The pair said all firms would eventually seek to offload their entire scheme onto an insurance company.

However, the increased interest in incentive exercises has raised questions over whether members are being adequately protected from employers keen to offload members.

The Pensions Regulator and the Financial Conduct Authority confirmed regulatory responsibility for this area was split between the two.

TPR has responsibility for the pension scheme side, while FCA regulates the advice provided to members wanting to transfer out.

Mr Maxwell, whose firm is paid by sponsoring employers to provide the advice to members considering transferring out, told FTAdviser there was no pressure to advise in favour of a transfer. “We’re getting paid no matter what happens, whether we transfer people out or not,” he said.

Nevertheless, he said an ETV exercise could result in 60 to 70 per cent of members transferring out of the scheme. Even when take-up was low, it was still at 20 to 30 per cent, he said.

Mr Maxwell put the spike in interest in ETVs down to the introduction of pension freedoms - which make transferring out considerably more attractive because it means members can drawdown all of their cash in one go - and improved economic conditions after the 2008 financial crisis.

He said ETVs were popular with companies with spare cash and a deficit that is not overly large. “If you’ve got no money and a huge deficit, it’s not going to happen,” he said.

Ms Perrella said her corporate clients had, in recent years, been favouring pension increase exchanges over ETVs, partly because plummeting gilt yields pushed transfer values to historic highs.

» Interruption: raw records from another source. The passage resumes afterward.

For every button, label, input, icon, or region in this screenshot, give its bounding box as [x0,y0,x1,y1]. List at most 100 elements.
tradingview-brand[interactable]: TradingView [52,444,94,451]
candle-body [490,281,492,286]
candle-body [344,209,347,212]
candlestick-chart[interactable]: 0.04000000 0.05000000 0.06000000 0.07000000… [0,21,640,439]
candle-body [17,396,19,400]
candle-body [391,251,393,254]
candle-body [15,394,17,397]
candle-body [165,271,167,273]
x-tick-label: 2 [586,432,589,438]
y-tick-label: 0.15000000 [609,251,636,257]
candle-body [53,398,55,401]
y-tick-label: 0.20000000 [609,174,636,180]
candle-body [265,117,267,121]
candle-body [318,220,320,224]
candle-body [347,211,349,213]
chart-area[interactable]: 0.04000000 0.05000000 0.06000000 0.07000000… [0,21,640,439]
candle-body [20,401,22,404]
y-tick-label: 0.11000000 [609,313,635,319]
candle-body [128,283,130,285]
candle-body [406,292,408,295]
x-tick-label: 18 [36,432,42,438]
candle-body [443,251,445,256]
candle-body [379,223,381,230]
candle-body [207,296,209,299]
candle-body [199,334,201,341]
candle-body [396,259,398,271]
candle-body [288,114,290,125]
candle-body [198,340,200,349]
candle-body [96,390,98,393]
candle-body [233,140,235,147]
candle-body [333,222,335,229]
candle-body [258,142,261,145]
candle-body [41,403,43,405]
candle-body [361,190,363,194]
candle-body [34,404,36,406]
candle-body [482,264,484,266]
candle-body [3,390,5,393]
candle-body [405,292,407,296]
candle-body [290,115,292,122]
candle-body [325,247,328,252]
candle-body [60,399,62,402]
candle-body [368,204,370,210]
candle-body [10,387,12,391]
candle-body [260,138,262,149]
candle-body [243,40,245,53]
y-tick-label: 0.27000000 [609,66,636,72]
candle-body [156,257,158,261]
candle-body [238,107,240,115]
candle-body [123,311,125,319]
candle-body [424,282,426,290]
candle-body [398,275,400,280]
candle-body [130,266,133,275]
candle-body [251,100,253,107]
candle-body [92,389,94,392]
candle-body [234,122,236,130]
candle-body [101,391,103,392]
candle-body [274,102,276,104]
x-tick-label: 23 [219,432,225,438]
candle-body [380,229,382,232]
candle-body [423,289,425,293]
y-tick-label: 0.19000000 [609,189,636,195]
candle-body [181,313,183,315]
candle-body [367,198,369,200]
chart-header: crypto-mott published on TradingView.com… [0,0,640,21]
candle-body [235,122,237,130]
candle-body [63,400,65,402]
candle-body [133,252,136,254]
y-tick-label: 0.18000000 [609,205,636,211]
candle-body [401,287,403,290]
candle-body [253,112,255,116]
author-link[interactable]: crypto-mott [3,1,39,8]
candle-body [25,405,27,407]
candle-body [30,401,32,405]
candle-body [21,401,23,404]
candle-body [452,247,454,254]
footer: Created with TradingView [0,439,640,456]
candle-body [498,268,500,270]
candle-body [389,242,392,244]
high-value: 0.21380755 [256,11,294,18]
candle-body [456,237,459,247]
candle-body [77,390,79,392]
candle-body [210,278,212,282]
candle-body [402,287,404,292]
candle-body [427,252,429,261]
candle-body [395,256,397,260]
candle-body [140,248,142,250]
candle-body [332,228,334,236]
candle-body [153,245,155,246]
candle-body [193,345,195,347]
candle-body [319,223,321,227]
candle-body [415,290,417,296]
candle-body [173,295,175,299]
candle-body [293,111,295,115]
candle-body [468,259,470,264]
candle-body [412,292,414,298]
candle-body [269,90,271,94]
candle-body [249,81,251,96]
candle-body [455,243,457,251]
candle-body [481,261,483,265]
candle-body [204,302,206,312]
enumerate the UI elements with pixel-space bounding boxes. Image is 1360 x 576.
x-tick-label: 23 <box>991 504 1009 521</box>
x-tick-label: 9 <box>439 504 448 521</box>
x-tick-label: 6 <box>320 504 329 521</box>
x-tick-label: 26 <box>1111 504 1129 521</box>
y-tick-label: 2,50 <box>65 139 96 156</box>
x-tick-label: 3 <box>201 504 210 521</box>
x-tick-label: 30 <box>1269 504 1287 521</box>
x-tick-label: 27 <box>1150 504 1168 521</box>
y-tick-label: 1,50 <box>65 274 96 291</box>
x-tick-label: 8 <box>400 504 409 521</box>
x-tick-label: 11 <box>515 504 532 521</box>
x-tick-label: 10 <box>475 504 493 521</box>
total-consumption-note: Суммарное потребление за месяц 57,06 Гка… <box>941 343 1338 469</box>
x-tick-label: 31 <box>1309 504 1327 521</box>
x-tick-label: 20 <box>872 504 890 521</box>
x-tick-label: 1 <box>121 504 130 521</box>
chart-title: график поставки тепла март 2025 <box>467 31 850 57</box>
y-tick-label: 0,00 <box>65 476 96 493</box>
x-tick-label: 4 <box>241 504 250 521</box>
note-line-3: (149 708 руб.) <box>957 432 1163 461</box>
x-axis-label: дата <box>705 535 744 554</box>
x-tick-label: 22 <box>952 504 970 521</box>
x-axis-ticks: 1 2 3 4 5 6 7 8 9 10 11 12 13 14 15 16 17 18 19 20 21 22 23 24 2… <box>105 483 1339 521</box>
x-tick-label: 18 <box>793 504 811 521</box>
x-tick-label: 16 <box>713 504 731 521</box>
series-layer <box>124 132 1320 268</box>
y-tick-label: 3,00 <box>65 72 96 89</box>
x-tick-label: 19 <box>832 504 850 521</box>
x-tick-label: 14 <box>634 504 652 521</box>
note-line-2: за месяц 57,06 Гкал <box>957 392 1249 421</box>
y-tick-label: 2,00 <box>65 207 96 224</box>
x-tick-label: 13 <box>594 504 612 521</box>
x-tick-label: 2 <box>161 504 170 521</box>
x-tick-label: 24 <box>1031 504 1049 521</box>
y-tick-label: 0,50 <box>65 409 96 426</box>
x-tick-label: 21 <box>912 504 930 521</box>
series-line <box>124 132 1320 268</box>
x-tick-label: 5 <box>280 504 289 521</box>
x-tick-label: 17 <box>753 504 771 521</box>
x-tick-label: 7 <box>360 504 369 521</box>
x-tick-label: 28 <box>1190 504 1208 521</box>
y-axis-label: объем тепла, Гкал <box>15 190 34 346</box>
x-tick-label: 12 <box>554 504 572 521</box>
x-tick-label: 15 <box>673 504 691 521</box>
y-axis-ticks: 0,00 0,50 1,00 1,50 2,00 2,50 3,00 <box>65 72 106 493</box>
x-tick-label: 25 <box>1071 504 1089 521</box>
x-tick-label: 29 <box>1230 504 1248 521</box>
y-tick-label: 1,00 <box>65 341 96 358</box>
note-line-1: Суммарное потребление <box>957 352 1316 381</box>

However, while any scheme could, in theory, undertake an ETV, she pointed out that only schemes whose annual benefit increases are above the legal minimum could undertake PIEs.

Ms Perrella said that members were required to take advice on PIEs, and were always presented with details such as the “break even point”.

However, she conceded that PIEs worked in the opposite way to an annuity, in that the longer you live, the worse of a deal you get.